The challenge lies in crafting economically viable policy that supports this societal goal. In this regard, radiology is far ahead, but we do have challenges. Clinical decision support (CDS), incidentaloma management, and screening studies all contribute to improved population health outcomes, but wide adoption has been slow. For instance, CT colonography has had a current procedural terminology code since 2010, but it remains uncovered by the Medicare program despite having recently received a U.S. Preventive Services Task Force grade of A. Implementation of CDS was statutorily mandated by the Protecting Access to Medicare Act of 2014 to commence in 2017, but it looks like it will be postponed to 2020 or later.

How can we accelerate the adoption of our initiatives so that they are more consistently paid for under fee-for-service legacy payment systems and integrated into new payment models? How do we make them indispensable, turning a simple imaging encounter into a positive experience for physicians and patients? I believe that two potential strategies may hold the answers: greater integration and increased accountability.

Today, diagnostic imaging is an integral part of almost all clinical conditions. Let’s now ask ourselves how we can elevate our role within the broader patient-care team, contributing to better patient outcomes. Using CDS puts our Appropriate Use Criteria front and center at the point of ordering. But what happens next when the ordering physician has additional questions? How available can we make ourselves for immediate consultation — either in person or electronically?

I know that we are busy keeping up with demanding worklists and procedure schedules and consulting at the point of ordering can distract from that focus. But, the radiologists I describe would have consulting as their primary responsibility. When necessary, that CDS consult supersedes other responsibilities. The referring healthcare professionals are as busy as we are, and when they ask for a consultation, they will expect immediate assistance and cooperation. On their worklist is the patient in the room next door. The next chapter for CDS in PHM may require an immediate, dedicated radiology presence.
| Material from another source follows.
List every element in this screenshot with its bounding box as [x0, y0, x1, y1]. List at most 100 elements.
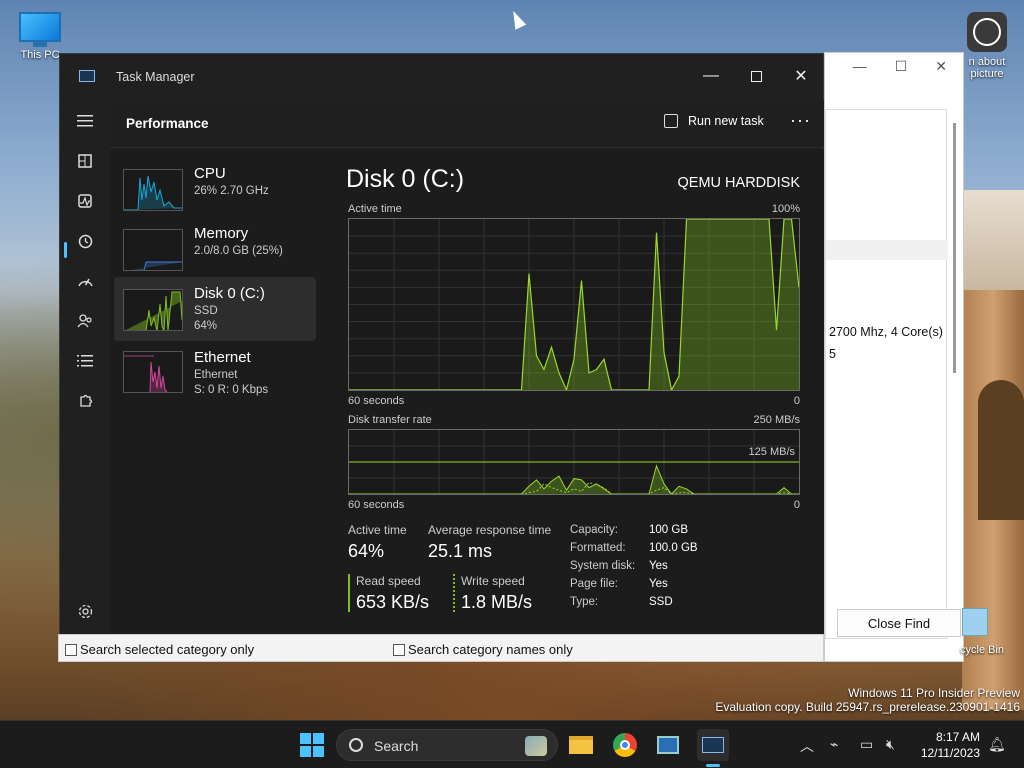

The ACR has been a leader in the management of incidentalomas. Here, we can also be immediately available as consultants. Historically, our report (or maybe a subsequent communication) has largely completed our task. Could we assume greater accountability for follow-up, ensuring that patients receive proper notice, maintain their subsequent appointments, and see the right specialist (if necessary)?

Let’s now ask ourselves how we can elevate our role within the broader patient-care team, contributing to better patient outcomes.

It is not a small responsibility. This level of accountability requires additional professional resources. And we will need to advocate for additional reimbursement, maybe through an evolving new payment model. Payors may be willing to reimburse us more — but only in exchange for proven increases in quality and decreases in cost. In exchange, we will be expected to assume downside financial risk. In other words, this could mean putting our payment at risk, if we don’t succeed.

Screening studies are, obviously, important to PHM. From an accountability perspective, taking responsibility for identifying patients eligible for screening and ensuring proper follow-up is important. And, from an integration perspective, engaging patients at the time of their screening study better integrates us. Can we identify patients at increased risk, such as women with a family history of breast cancer in need of genetic screening or men screened for lung cancer in need of greater intervention for tobacco cessation? Although these activities may not be not directly related to radiology services, this level of accountability and integration affects the broader population health outcomes.

Previously in this column, I have written about the importance of local activities informing national policy. The population health initiatives I describe fit that model. We can test them locally, gain experience, prove their value, and expand them to viable national economic policy. All it takes is a willingness — and commitment — to making ourselves even more integral and accountable.